Organs are structures composed of two or more tissue types working together to perform specific functions. For example, the small intestine contains all four adult tissue types: epithelial (lining), muscle (movement), nervous (control), and connective (support).

Diagram of small intestine showing tissue layers

Organ Systems

Organ systems are groups of organs that work together to carry out major body functions. Division of labor among systems increases efficiency and specialization.

Diagram of organ systems in a mammal

Internal versus External Environments

Animals maintain internal environments that may differ significantly from their external surroundings. Key parameters regulated include concentration of solutes, pH, and temperature. Exchange of compounds, ions, and heat occurs across body surfaces.

Regulation or Conformation

Animals may either regulate internal parameters (regulators) or allow them to conform to the environment (conformers). For example, some fish maintain constant internal osmolarity, while others match their internal environment to seawater.

Homeostasis

Homeostasis is the active maintenance of a stable internal environment despite external fluctuations. It involves physiological processes that keep parameters such as temperature, pH, and osmolarity within narrow limits.

Homeothermy vs. Poikilothermy: Homeotherms maintain a constant body temperature; poikilotherms allow body temperature to vary with the environment.
Endothermy vs. Ectothermy: Endotherms generate heat metabolically; ectotherms rely on external sources for heat.

Mechanisms of Homeostasis

Thermoregulation: The hypothalamus acts as a thermostat, sensing body temperature, comparing it to a setpoint, and initiating corrective responses.
Adaptations to Conserve Heat: Insulation (hair, feathers, fat) and vascular heat exchangers help retain body heat.

Osmoregulation and Osmoconformation

Osmoregulation is the control of water and solute concentrations in the body. Animals must balance water gain and loss, especially in aquatic environments with varying osmolarities (e.g., seawater vs. freshwater).
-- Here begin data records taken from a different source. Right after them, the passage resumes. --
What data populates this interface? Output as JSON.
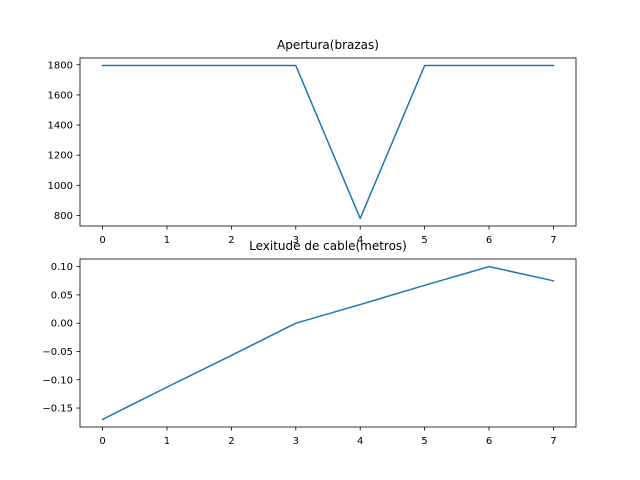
{
  "chart_data": [
    {
      "type": "line",
      "title": "Apertura(brazas)",
      "x": [
        0,
        1,
        2,
        3,
        4,
        5,
        6,
        7
      ],
      "series": [
        {
          "values": [
            1795,
            1795,
            1795,
            1795,
            780,
            1795,
            1795,
            1795
          ]
        }
      ],
      "xlim": [
        -0.35,
        7.35
      ],
      "ylim": [
        730,
        1845
      ],
      "xticks": [
        0,
        1,
        2,
        3,
        4,
        5,
        6,
        7
      ],
      "xtick_labels": [
        "0",
        "1",
        "2",
        "3",
        "4",
        "5",
        "6",
        "7"
      ],
      "yticks": [
        800,
        1000,
        1200,
        1400,
        1600,
        1800
      ],
      "ytick_labels": [
        "800",
        "1000",
        "1200",
        "1400",
        "1600",
        "1800"
      ],
      "grid": false,
      "color": "#1f77b4"
    },
    {
      "type": "line",
      "title": "Lexitude de cable(metros)",
      "x": [
        0,
        1,
        2,
        3,
        4,
        5,
        6,
        7
      ],
      "series": [
        {
          "values": [
            -0.17,
            -0.113,
            -0.057,
            0.0,
            0.033,
            0.067,
            0.1,
            0.075
          ]
        }
      ],
      "xlim": [
        -0.35,
        7.35
      ],
      "ylim": [
        -0.1835,
        0.1135
      ],
      "xticks": [
        0,
        1,
        2,
        3,
        4,
        5,
        6,
        7
      ],
      "xtick_labels": [
        "0",
        "1",
        "2",
        "3",
        "4",
        "5",
        "6",
        "7"
      ],
      "yticks": [
        -0.15,
        -0.1,
        -0.05,
        0.0,
        0.05,
        0.1
      ],
      "ytick_labels": [
        "−0.15",
        "−0.10",
        "−0.05",
        "0.00",
        "0.05",
        "0.10"
      ],
      "grid": false,
      "color": "#1f77b4"
    }
  ]
}
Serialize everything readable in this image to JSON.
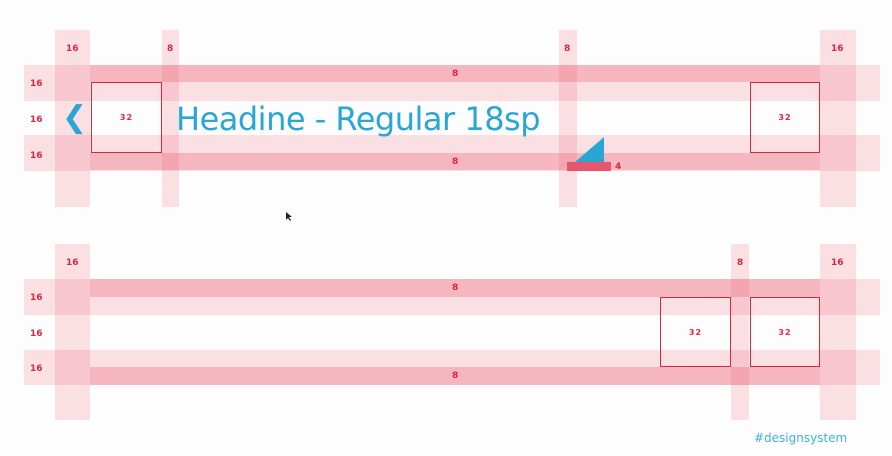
{
  "headline": "Headine - Regular 18sp",
  "hashtag": "#designsystem",
  "icons": {
    "back": "❮",
    "overflow_corner": "triangle"
  },
  "top_bar": {
    "column_labels": {
      "left_margin": "16",
      "nav_gap": "8",
      "title_gap": "8",
      "right_margin": "16"
    },
    "row_labels": [
      "16",
      "16",
      "16"
    ],
    "band_labels": {
      "top": "8",
      "bottom": "8"
    },
    "nav_box_label": "32",
    "action_box_label": "32",
    "baseline_label": "4"
  },
  "bottom_bar": {
    "column_labels": {
      "left_margin": "16",
      "action_gap": "8",
      "right_margin": "16"
    },
    "row_labels": [
      "16",
      "16",
      "16"
    ],
    "band_labels": {
      "top": "8",
      "bottom": "8"
    },
    "action_box_1_label": "32",
    "action_box_2_label": "32"
  },
  "colors": {
    "accent_blue": "#2aa6d6",
    "guide_red": "#d8273f",
    "guide_pink": "#ec5a6e"
  }
}
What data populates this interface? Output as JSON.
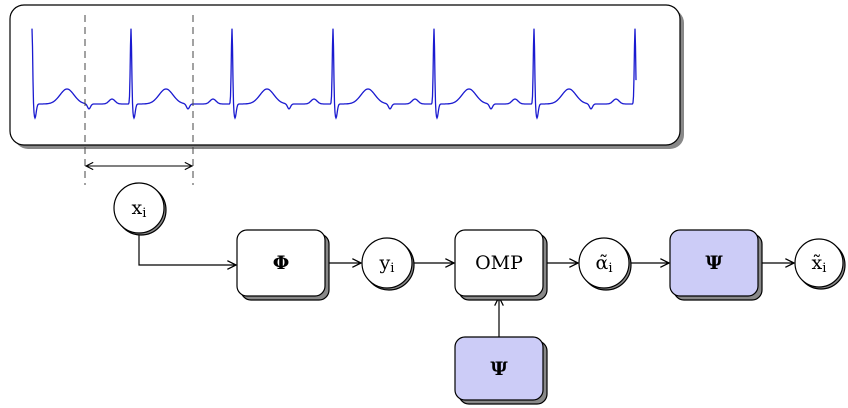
{
  "nodes": [
    {
      "label": "x",
      "sub": "i"
    },
    {
      "label": "Φ"
    },
    {
      "label": "y",
      "sub": "i"
    },
    {
      "label": "OMP"
    },
    {
      "label": "α̃",
      "sub": "i"
    },
    {
      "label": "Ψ"
    },
    {
      "label": "x̃",
      "sub": "i"
    },
    {
      "label": "Ψ"
    }
  ]
}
Sites of Water Exchange: Gills, gut, skin, and kidneys are major sites for water and ion movement.
Osmolarity: Seawater (~1000 mOsm), freshwater (5–50 mOsm), and vertebrate body fluids (~330 mOsm) require different osmoregulatory strategies.

Example: Marine fish lose water to the environment and must drink seawater, excreting excess salts; freshwater fish gain water and must excrete dilute urine.

Self-Guided Learning Tips

Understand the structure and function of each tissue type.
Be able to visually or descriptively identify tissue subtypes.
Relate tissue structure to its function in the body.
Classify tissues (e.g., bone as a connective tissue) and distinguish them from others based on unique features.